A few minutes into the first period, Rogers Arena showed a brief video tribute to the center. The camera cut to Malhotra when it ended - but he wasn't watching. He was talking to linemate Jeff Tambellini, working on strategy for the next shift.

"We were all excited for Manny," Canucks goalie Roberto Luongo said. "I mean, he's a great leader and a great teammate, great friend. Obviously it was tough to see what happened a few months ago. I think as a group, we were just so excited for him that he's able to come back and contribute."

Signed as a free agent last summer to bolster the Canucks' third line, Malhotra wasted no time establishing himself as a leader, running pre-training camp drills at informal skates despite being the newcomer on a tight-knit team loaded with returning veterans.

He was named an assistant captain on the eve of the regular season and established himself as the shutdown center Vancouver had been lacking. He was second in the NHL in faceoffs at 61.7 percent, and played a key role on what was the league's No. 1 penalty-killing unit before he was hurt.

Malhotra stayed involved even while he was out, acting like an extra coach in the playoffs. He sat in on penalty-killing meetings and advised teammates on everything from faceoffs to shooting to handling the playoff pressure.

When he joined the team for an informal pre-practice skate May 12, assistant coach Rick Bowness downplayed any chance of a comeback this season, short of "a complete miracle," he said. But last week, Malhotra was cleared for contact and a return to practice, sparking talk he would start the Stanley Cup finals.

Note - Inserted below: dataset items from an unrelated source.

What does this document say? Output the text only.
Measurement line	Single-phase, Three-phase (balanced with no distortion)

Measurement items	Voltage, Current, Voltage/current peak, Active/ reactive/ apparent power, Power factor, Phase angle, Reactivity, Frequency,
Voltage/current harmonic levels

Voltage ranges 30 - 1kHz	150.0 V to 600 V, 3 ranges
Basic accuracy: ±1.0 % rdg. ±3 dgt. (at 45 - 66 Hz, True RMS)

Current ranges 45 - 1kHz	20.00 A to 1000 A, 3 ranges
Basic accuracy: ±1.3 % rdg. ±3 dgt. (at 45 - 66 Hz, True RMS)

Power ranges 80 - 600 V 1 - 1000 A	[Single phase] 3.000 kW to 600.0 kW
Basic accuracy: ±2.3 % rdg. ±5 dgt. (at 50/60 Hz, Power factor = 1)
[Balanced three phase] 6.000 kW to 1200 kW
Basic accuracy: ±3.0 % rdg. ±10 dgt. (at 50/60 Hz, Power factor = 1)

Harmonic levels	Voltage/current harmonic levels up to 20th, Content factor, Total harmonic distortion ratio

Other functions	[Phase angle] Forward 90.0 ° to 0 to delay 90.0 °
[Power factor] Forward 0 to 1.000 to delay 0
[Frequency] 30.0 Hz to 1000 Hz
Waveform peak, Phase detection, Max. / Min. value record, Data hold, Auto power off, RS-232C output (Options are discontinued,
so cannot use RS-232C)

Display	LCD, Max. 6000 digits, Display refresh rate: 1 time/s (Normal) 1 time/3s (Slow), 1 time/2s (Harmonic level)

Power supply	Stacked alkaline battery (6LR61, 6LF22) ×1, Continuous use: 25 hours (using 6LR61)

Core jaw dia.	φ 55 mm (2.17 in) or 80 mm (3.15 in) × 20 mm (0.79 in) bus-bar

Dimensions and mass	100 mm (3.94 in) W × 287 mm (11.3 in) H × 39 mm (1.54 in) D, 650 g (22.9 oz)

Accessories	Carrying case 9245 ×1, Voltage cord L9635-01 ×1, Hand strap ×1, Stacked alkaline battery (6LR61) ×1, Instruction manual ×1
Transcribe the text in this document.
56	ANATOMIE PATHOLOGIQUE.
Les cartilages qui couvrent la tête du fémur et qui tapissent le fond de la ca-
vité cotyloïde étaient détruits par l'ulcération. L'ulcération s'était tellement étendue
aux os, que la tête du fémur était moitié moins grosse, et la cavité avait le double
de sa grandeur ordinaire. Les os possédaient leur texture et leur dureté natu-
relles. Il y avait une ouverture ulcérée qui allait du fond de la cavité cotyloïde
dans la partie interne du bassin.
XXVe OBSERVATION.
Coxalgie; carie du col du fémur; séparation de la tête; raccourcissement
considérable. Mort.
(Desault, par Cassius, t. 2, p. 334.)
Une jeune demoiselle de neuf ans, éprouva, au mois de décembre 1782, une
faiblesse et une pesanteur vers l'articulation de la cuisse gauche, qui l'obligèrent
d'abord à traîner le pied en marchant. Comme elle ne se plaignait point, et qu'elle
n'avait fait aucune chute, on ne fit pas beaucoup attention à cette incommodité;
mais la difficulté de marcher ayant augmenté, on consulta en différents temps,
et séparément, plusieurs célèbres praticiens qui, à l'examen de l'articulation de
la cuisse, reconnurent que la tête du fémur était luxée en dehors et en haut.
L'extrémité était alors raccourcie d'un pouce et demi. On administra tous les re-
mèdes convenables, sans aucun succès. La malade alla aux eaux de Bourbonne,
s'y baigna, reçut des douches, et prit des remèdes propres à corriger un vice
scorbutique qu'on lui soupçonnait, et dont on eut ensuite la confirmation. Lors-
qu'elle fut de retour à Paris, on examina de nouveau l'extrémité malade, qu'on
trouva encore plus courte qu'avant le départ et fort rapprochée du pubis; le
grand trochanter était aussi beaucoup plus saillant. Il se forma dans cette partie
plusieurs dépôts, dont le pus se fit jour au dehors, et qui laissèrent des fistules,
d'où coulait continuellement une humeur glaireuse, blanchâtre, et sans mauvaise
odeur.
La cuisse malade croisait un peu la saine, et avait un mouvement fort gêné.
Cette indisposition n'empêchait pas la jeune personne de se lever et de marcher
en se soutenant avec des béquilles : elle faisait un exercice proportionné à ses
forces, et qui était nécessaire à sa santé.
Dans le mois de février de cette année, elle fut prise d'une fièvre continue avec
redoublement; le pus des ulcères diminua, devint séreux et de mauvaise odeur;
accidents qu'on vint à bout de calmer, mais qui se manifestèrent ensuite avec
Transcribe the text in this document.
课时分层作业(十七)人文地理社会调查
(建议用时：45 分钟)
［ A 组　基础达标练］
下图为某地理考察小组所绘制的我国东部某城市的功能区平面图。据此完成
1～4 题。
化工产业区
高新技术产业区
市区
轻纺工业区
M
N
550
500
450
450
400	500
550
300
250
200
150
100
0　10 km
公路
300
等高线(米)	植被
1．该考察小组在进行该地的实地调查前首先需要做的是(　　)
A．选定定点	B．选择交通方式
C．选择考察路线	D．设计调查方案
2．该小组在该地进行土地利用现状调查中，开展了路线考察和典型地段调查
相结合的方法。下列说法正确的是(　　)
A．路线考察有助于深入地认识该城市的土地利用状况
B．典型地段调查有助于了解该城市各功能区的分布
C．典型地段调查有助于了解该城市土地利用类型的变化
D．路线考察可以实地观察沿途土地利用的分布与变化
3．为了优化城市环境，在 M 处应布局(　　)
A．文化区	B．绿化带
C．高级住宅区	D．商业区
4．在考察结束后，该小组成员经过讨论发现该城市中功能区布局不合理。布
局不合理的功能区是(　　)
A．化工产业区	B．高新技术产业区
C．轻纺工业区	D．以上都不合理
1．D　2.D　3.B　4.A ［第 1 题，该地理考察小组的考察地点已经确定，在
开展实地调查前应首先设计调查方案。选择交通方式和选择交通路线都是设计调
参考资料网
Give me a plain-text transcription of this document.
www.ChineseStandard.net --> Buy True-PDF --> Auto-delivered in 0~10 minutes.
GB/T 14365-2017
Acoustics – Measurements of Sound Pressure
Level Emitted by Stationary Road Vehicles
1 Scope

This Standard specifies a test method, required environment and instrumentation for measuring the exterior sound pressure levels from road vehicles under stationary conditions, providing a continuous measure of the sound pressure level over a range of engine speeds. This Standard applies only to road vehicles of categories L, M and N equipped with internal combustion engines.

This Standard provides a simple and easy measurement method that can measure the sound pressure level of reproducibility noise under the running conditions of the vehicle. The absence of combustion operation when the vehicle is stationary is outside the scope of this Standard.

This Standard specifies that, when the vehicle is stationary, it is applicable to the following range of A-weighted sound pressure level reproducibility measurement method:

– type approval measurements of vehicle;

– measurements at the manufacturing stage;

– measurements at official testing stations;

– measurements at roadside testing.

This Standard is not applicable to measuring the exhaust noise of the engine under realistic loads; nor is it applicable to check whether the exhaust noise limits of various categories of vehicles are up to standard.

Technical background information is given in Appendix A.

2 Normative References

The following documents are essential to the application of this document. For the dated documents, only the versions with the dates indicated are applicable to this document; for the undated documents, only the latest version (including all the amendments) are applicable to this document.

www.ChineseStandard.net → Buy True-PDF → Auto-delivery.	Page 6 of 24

That speculation ended when he missed three straight practices starting Tuesday, leading to rumors he had suffered a setback. But he was back on the ice Friday and said his vision was good enough to play.

"Well enough," Malhotra said when asked how well he can see out of the swollen eye. "I've been cleared to play. I feel confident on the ice. That's all that matters at this point."

Canucks coach Alain Vigneault said Malhotra won't return to his old spot on the third line, but Vancouver's fourth line played only a handful of shifts in Game 1, perhaps making a smooth transition for Malhotra more than 11 weeks after his previous game.

Vigneault also said Malhotra is likely to take key defensive draws while resuming his penalty-killing role.

"Being good in the circle is going to be a big part of what I do," Malhotra said. "It's always tough to say how your legs are going to be responding in a game. Early on, I think the things we're going to talk about if I do go is just simplicity, getting my feet moving, getting pucks in, making smart decisions with the puck and keeping things real basic right now."